De secours, il en est question, puisqu’Aurélie et Nicolas ont décidé de s’exercer au dégagement d’un blessé. Le jeune homme joue le rôle du spéléologue inconscient qui doit être aidé. La tâche s’annonce délicate pour la demoiselle, le bloqueur de poitrine étant difficile à ouvrir à cause de la tension émise par le corps. Entourée de ses camarades, qui lui soufflent des indications, accompagnées de quelques grivoiseries, Aurélie parvient finalement à se dépêtrer, sous les applaudissements de l’assemblée.
Même si la concentration est de rigueur, l’ambiance est bon enfant et vire par moments à la jubilation. La moyenne d’âge de 22 ans n’y est évidemment pas indifférente. “J’initie chaque année 300 élèves dans le cadre des cours d’éducation physique. Certains accrochent et continuent à venir en dehors des cours. C’est ce qui explique qu’il y ait tant de jeunes”, explique “Papa Robert”.

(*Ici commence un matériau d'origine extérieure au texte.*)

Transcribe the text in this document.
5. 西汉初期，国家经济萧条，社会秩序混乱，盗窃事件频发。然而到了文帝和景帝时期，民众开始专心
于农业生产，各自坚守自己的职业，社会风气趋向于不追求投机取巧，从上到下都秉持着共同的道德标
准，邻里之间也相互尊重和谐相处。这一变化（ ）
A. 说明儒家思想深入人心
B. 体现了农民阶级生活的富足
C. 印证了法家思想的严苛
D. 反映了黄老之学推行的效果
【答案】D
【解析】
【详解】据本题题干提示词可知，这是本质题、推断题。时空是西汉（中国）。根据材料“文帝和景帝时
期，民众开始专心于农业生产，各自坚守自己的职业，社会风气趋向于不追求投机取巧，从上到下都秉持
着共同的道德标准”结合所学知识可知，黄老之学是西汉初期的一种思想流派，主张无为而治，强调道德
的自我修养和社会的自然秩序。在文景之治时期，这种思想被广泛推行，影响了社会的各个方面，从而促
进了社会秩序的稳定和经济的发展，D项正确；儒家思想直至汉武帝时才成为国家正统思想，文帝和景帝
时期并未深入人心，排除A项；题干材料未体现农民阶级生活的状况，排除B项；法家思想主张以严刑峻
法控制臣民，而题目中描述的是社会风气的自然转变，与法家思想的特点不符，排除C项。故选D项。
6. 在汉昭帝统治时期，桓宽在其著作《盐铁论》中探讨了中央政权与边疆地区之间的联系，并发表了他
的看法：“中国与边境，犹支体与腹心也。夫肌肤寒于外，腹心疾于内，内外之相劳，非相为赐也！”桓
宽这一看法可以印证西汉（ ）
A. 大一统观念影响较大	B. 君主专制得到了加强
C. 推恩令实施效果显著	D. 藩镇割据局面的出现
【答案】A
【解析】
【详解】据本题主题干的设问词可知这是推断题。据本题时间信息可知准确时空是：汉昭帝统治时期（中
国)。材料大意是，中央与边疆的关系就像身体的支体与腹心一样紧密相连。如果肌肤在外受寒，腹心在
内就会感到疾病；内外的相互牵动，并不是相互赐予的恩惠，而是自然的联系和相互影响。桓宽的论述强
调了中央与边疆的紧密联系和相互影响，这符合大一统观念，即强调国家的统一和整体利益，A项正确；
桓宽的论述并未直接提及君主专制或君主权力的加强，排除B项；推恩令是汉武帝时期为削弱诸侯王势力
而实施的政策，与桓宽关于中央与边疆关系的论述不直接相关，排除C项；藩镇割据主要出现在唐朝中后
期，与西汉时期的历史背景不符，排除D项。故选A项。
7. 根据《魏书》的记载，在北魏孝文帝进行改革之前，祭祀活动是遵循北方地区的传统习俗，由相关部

Résultat : les taquineries et railleries entre adolescents se multiplient. “On essaye d’embêter les autres quand ils sont suspendus aux cordes”, s’amuse Aurélie. Ce mardi soir, cette demoiselle de 17 ans se verra subtiliser ses chaussures puis sera enfermée quelques secondes dans le réseau de galeries souterraines par ses condisciples. Le tout, en riant. “On forme un vrai groupe d’amis”, lâche-t-elle en rechaussant son second soulier.
Pas encore rassasiée par l’effort, Aurélie remonte vers les cieux pour mieux se jeter la tête la première vers le sol. “Ce geste n’a aucune utilité en spéléo mais je l’ai appris récemment et il me procure des sensations fortes”, décrit-elle, l’oeil pétillant.
Pendant ce temps-là, Hans enchaîne, à vive allure, une montée sur corde à l’aide d’un croll et d’une poignée-frein. Cette technique s’impose pour gravir les 35 mètres menant au sommet de la cheminée. “Au début, cela me semblait difficile. Aujourd’hui, je suis habitué. Il faut juste bien pousser avec la jambe”, témoigne ce jeune Flamand qui a opté pour la spéléologie après avoir été obligé de choisir une activité avec des francophones “vu mes mauvais points à l’école”.
Si la discipline se rapproche de l’escalade, les spéléologues tiennent à afficher les différences. “Nos gestes sont plus petits, rapides et dynamiques. En outre, nous nous déplaçons principalement sur corde, et non contre les murs”, détaille Robert.